Bennett sees changes that have taken place in the past century, and half century in particular, as disturbingly disruptive of what he cherishes about the past. He knows that we can’t simply turn the clock back, but he also doesn’t see any way forward. Thus we have the one-sided and sterile alternatives of The History Boys—knowledge for its own sake or cynical spin—with Mrs. Lintott providing some comic relief but no worked out conceptions of her own. Bennett clearly doesn’t like Thatcherism, but his inability to present anything but nostalgic memories of the past easily becomes a way of accepting Thatcherism. As he has Irwin say about Hector at the end of the play: “He was a good man but I do not think there is time for his kind of teaching any more.”

It is no secret that this play is supposed to be an allegorical look at British society as a whole, but here too certain weaknesses are apparent. We learn nothing about what is going on in society at large. Some of the students are clearly from the working class, but there is just the briefest mention of this background. The attacks under Thatcher’s government on basic rights that workers had fought for over many decades find no expression in the play. It is not a matter of demanding a didactic history lesson, but of presenting the issues for the audience to think about.

Instead of exploring these subjects, Bennett explores the private lives of his characters. Since the boys don’t lend themselves to this as much, we learn little about them, except for the sensitive Posner and the class Lothario, Dakin, on whom Posner has a crush.

However, we do learn about Hector’s bisexuality—he uses his motorcycle to drive the boys home from class and takes the opportunity to fondle them—and of Irwin’s closeted homosexuality. It’s hard to see what this has to do with the main themes of the play.

It is not, of course, an issue of prudery or of taking offense at the portrayal of homosexuality. The way the subject is treated, however, becomes a distraction, and perhaps a way of avoiding other issues.

Bennett is quoted as agreeing with the words he gives to Hector: “The transmission of knowledge is in itself an erotic act.” He’s not interested in groping Posner, however, but only the more attractive boys. Does that mean that he is not transmitting knowledge to Posner? And what if his students were female?

On the issue of history itself, The History Boys is wanting. In the abovementioned interview, Bennett makes another very revealing comment. When Hytner asks him, “do you think there is such a thing as absolute historical truth?” Bennett replies, “I don’t know.” He then refers to the comment of one of the “history boys” that “History is just one fucking thing after another.” And Bennett goes on to end his thought on the subject, “...I don’t get much further than that. History is one bloody thing after another.”

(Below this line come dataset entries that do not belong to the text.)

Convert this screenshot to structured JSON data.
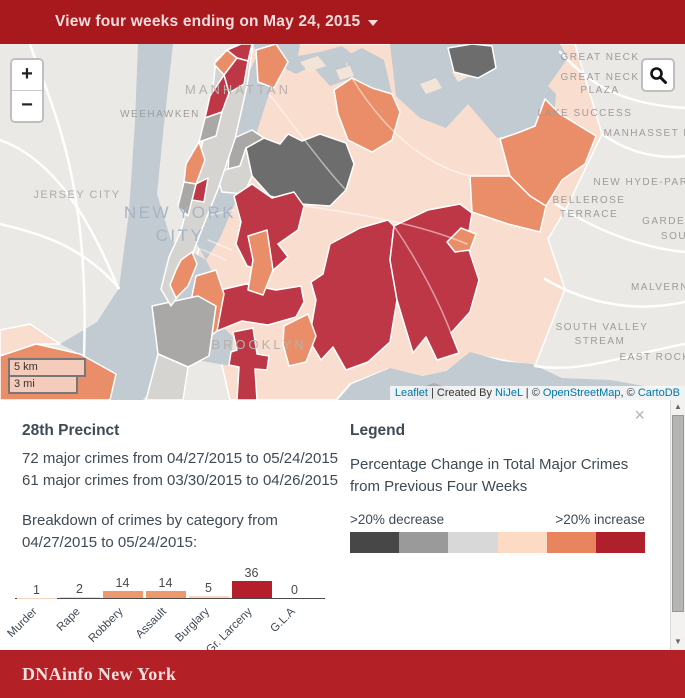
{
  "theme": {
    "header-bg": "#a8191e",
    "footer-bg": "#b32025"
  },
  "header": {
    "title": "View four weeks ending on May 24, 2015"
  },
  "map": {
    "controls": {
      "zoom_in": "+",
      "zoom_out": "−"
    },
    "scale": {
      "km": "5 km",
      "mi": "3 mi"
    },
    "attribution": {
      "leaflet": "Leaflet",
      "sep1": " | Created By ",
      "nijel": "NiJeL",
      "sep2": " | © ",
      "osm": "OpenStreetMap",
      "sep3": ", © ",
      "cartodb": "CartoDB"
    },
    "labels": {
      "jersey_city": "JERSEY CITY",
      "weehawken": "WEEHAWKEN",
      "manhattan": "MANHATTAN",
      "nyc_line1": "NEW YORK",
      "nyc_line2": "CITY",
      "brooklyn": "BROOKLYN",
      "great_neck": "GREAT NECK",
      "great_neck_plaza_1": "GREAT NECK",
      "great_neck_plaza_2": "PLAZA",
      "lake_success": "LAKE SUCCESS",
      "manhasset": "MANHASSET HI",
      "new_hyde_park": "NEW HYDE-PARK",
      "bellerose_1": "BELLEROSE",
      "bellerose_2": "TERRACE",
      "garden_1": "GARDEN",
      "garden_2": "SOU",
      "malverne": "MALVERN",
      "south_valley_1": "SOUTH VALLEY",
      "south_valley_2": "STREAM",
      "east_rockaway": "EAST ROCK"
    }
  },
  "panel": {
    "close_icon": "×",
    "precinct_title": "28th Precinct",
    "crime_line_1": "72 major crimes from 04/27/2015 to 05/24/2015",
    "crime_line_2": "61 major crimes from 03/30/2015 to 04/26/2015",
    "breakdown_text": "Breakdown of crimes by category from 04/27/2015 to 05/24/2015:"
  },
  "chart_data": {
    "type": "bar",
    "title": "Breakdown of crimes by category from 04/27/2015 to 05/24/2015",
    "categories": [
      "Murder",
      "Rape",
      "Robbery",
      "Assault",
      "Burglary",
      "Gr. Larceny",
      "G.L.A"
    ],
    "values": [
      1,
      2,
      14,
      14,
      5,
      36,
      0
    ],
    "bar_colors": [
      "#f9d6bf",
      "#f9d6bf",
      "#ec9a6d",
      "#ec9a6d",
      "#f9d6bf",
      "#b51f2c",
      "#f9d6bf"
    ],
    "xlabel": "",
    "ylabel": "",
    "ylim": [
      0,
      40
    ],
    "grid": false,
    "value_labels_shown": true
  },
  "legend": {
    "title": "Legend",
    "description": "Percentage Change in Total Major Crimes from Previous Four Weeks",
    "min_label": ">20% decrease",
    "max_label": ">20% increase",
    "colors": [
      "#474747",
      "#9a9a9a",
      "#d8d8d8",
      "#fcdac3",
      "#e8855f",
      "#b01f2c"
    ]
  },
  "scrollbar": {
    "up_icon": "▲",
    "down_icon": "▼"
  },
  "footer": {
    "brand": "DNAinfo New York"
  }
}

With this outlook it is perhaps a wonder that Bennett has written as lively and provocative a play as he has, at least in spots. His confession of skepticism and complete befuddlement is typical of a certain type of liberalism. One of his colleagues has referred to his “gloomy optimism.” He looks at history and humanity with a certain ironic detachment. He doesn’t turn his back on the world, and he does have occasional insights to offer. He is not a cynic or a misanthrope, but he has no idea what any of it means. That is why he has Hector tell the boys that they are “Magnificently unprepared/For the long littleness of life.” Bennett is said to have taken this wording from his mother, who often used to say, “It’s a little life.” This stresses the inconsequentiality of the individual life. It suggests that we shouldn’t try too hard to understand life, and above all not try too hard to change it.